Para jurnalis radio di Jawa Barat mendiskusikan langkah pembuktian hoaks dalam pelatihan cek fakta oleh AJI Bandung, di Kota Bandung, Minggu (24/7/2022). (Foto: Iqbal Kusumadirezza/AJI Bandung)*

23 Januari 2024


BandungBergerak.id – Pada zaman dahulu, dunia diselimuti mitos. Dalam artian, orang-orang pada era purba, memersepsi dunia dengan cerita-cerita yang tak dapat dibuktikan kebenarannya. Jalinan cerita ini mengisi imajinasi bersama di kepala orang-orang tentang bagaimana fenomena tertentu bekerja. Ambillah satu contoh, orang-orang Yunani percaya bahwa Zeus pengendali hujan. Seluruh fenomena alam yang terjadi disebabkan oleh suatu andaian bahwa di atas sana, yang tak kasat mata, ada kekuatan-kekuatan yang menjadi musabab di bawah, di bumi ini, sesuatu terjadi.

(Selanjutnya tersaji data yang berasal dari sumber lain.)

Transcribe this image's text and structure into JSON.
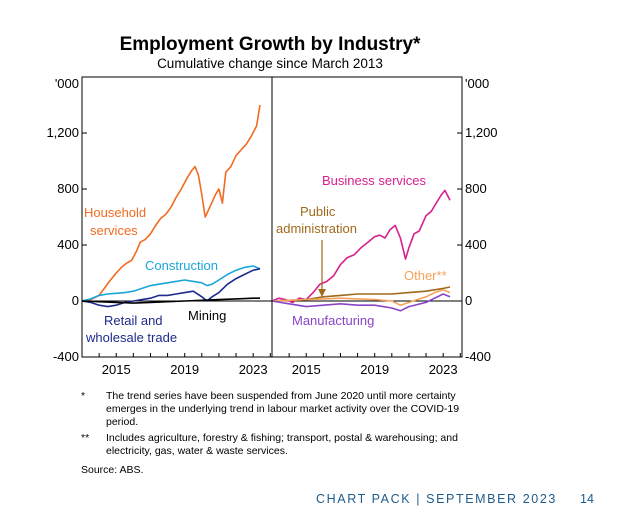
{
  "title": "Employment Growth by Industry*",
  "subtitle": "Cumulative change since March 2013",
  "chart_data": {
    "type": "line",
    "panels": [
      {
        "y_unit_label": "'000",
        "ylim": [
          -400,
          1600
        ],
        "yticks": [
          -400,
          0,
          400,
          800,
          1200
        ],
        "ytick_labels": [
          "-400",
          "0",
          "400",
          "800",
          "1,200"
        ],
        "xlim": [
          2013,
          2024.1
        ],
        "xticks": [
          2015,
          2019,
          2023
        ],
        "xtick_labels": [
          "2015",
          "2019",
          "2023"
        ],
        "series": [
          {
            "name": "Household services",
            "color": "#f26b21",
            "x": [
              2013.0,
              2013.5,
              2014.0,
              2014.3,
              2014.6,
              2015.0,
              2015.3,
              2015.6,
              2015.9,
              2016.2,
              2016.4,
              2016.7,
              2017.0,
              2017.3,
              2017.6,
              2017.9,
              2018.2,
              2018.5,
              2018.8,
              2019.1,
              2019.4,
              2019.6,
              2019.8,
              2020.0,
              2020.2,
              2020.5,
              2020.8,
              2021.0,
              2021.2,
              2021.4,
              2021.7,
              2022.0,
              2022.3,
              2022.6,
              2022.9,
              2023.2,
              2023.4
            ],
            "values": [
              0,
              10,
              40,
              90,
              140,
              200,
              240,
              270,
              290,
              360,
              420,
              440,
              480,
              540,
              590,
              620,
              670,
              740,
              800,
              870,
              930,
              960,
              900,
              760,
              600,
              680,
              760,
              800,
              700,
              920,
              960,
              1040,
              1080,
              1120,
              1180,
              1250,
              1400
            ]
          },
          {
            "name": "Construction",
            "color": "#1aa6d9",
            "x": [
              2013.0,
              2013.5,
              2014.0,
              2014.5,
              2015.0,
              2015.5,
              2016.0,
              2016.5,
              2017.0,
              2017.5,
              2018.0,
              2018.5,
              2019.0,
              2019.5,
              2020.0,
              2020.3,
              2020.6,
              2021.0,
              2021.5,
              2022.0,
              2022.5,
              2023.0,
              2023.4
            ],
            "values": [
              0,
              15,
              40,
              50,
              55,
              60,
              70,
              90,
              110,
              120,
              130,
              140,
              150,
              140,
              130,
              110,
              120,
              150,
              190,
              220,
              240,
              250,
              230
            ]
          },
          {
            "name": "Retail and wholesale trade",
            "color": "#1e2b8e",
            "x": [
              2013.0,
              2013.5,
              2014.0,
              2014.5,
              2015.0,
              2015.5,
              2016.0,
              2016.5,
              2017.0,
              2017.5,
              2018.0,
              2018.5,
              2019.0,
              2019.5,
              2020.0,
              2020.3,
              2020.6,
              2021.0,
              2021.5,
              2022.0,
              2022.5,
              2023.0,
              2023.4
            ],
            "values": [
              0,
              -10,
              -30,
              -40,
              -30,
              -10,
              0,
              10,
              20,
              40,
              40,
              50,
              60,
              70,
              30,
              0,
              30,
              60,
              120,
              160,
              190,
              220,
              230
            ]
          },
          {
            "name": "Mining",
            "color": "#000000",
            "x": [
              2013.0,
              2014.0,
              2015.0,
              2016.0,
              2017.0,
              2018.0,
              2019.0,
              2020.0,
              2021.0,
              2022.0,
              2023.0,
              2023.4
            ],
            "values": [
              0,
              -5,
              -10,
              -15,
              -10,
              -5,
              0,
              5,
              10,
              15,
              20,
              20
            ]
          }
        ]
      },
      {
        "y_unit_label": "'000",
        "ylim": [
          -400,
          1600
        ],
        "yticks": [
          -400,
          0,
          400,
          800,
          1200
        ],
        "ytick_labels": [
          "-400",
          "0",
          "400",
          "800",
          "1,200"
        ],
        "xlim": [
          2013,
          2024.1
        ],
        "xticks": [
          2015,
          2019,
          2023
        ],
        "xtick_labels": [
          "2015",
          "2019",
          "2023"
        ],
        "series": [
          {
            "name": "Business services",
            "color": "#d6208e",
            "x": [
              2013.0,
              2013.4,
              2013.8,
              2014.2,
              2014.6,
              2015.0,
              2015.4,
              2015.8,
              2016.2,
              2016.6,
              2017.0,
              2017.4,
              2017.8,
              2018.2,
              2018.6,
              2019.0,
              2019.3,
              2019.6,
              2019.9,
              2020.2,
              2020.5,
              2020.8,
              2021.0,
              2021.3,
              2021.6,
              2022.0,
              2022.3,
              2022.6,
              2022.9,
              2023.1,
              2023.4
            ],
            "values": [
              0,
              20,
              10,
              -10,
              20,
              10,
              60,
              120,
              140,
              180,
              260,
              310,
              330,
              380,
              420,
              460,
              470,
              450,
              510,
              540,
              450,
              300,
              380,
              480,
              500,
              610,
              640,
              700,
              760,
              790,
              720
            ]
          },
          {
            "name": "Public administration",
            "color": "#a06a1b",
            "x": [
              2013.0,
              2014.0,
              2015.0,
              2016.0,
              2017.0,
              2018.0,
              2019.0,
              2020.0,
              2021.0,
              2022.0,
              2022.5,
              2023.0,
              2023.4
            ],
            "values": [
              0,
              5,
              10,
              30,
              40,
              50,
              50,
              50,
              60,
              70,
              80,
              90,
              100
            ]
          },
          {
            "name": "Other**",
            "color": "#f4a35a",
            "x": [
              2013.0,
              2014.0,
              2015.0,
              2016.0,
              2017.0,
              2018.0,
              2019.0,
              2020.0,
              2020.5,
              2021.0,
              2022.0,
              2022.5,
              2023.0,
              2023.4
            ],
            "values": [
              0,
              5,
              10,
              15,
              20,
              15,
              10,
              0,
              -30,
              -10,
              30,
              60,
              80,
              60
            ]
          },
          {
            "name": "Manufacturing",
            "color": "#8a44c7",
            "x": [
              2013.0,
              2014.0,
              2015.0,
              2016.0,
              2017.0,
              2018.0,
              2019.0,
              2020.0,
              2020.5,
              2021.0,
              2022.0,
              2022.5,
              2023.0,
              2023.4
            ],
            "values": [
              0,
              -20,
              -40,
              -30,
              -20,
              -30,
              -30,
              -50,
              -70,
              -40,
              -10,
              20,
              50,
              30
            ]
          }
        ]
      }
    ],
    "legend_placement": "inline labels"
  },
  "notes": [
    {
      "mark": "*",
      "text": "The trend series have been suspended from June 2020 until more certainty emerges in the underlying trend in labour market activity over the COVID-19 period."
    },
    {
      "mark": "**",
      "text": "Includes agriculture, forestry & fishing; transport, postal & warehousing; and electricity, gas, water & waste services."
    }
  ],
  "source": "Source:   ABS.",
  "footer": "CHART PACK | SEPTEMBER 2023",
  "page_number": "14"
}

Mitos-mitos ini tampil dengan banyak pola, struktur, nama-nama, yang berbeda di setiap kebudayaan. Ke semuanya menjadi sumber pengetahuan orang-orang pada zaman dahulu. Jika kita berpelesir ke zaman itu lalu kita bertanya mengapa hujan turun atau mengapa siang-malam terjadi, jawaban yang mereka sediakan pastilah mitos-mitos yang mereka percayai. Di era yang lebih modern, tentu kita menganggap hal itu konyol karena kita memiliki sumber pengetahuan yang berbeda dari mereka, yakni apa yang kita sebut sebagai sains.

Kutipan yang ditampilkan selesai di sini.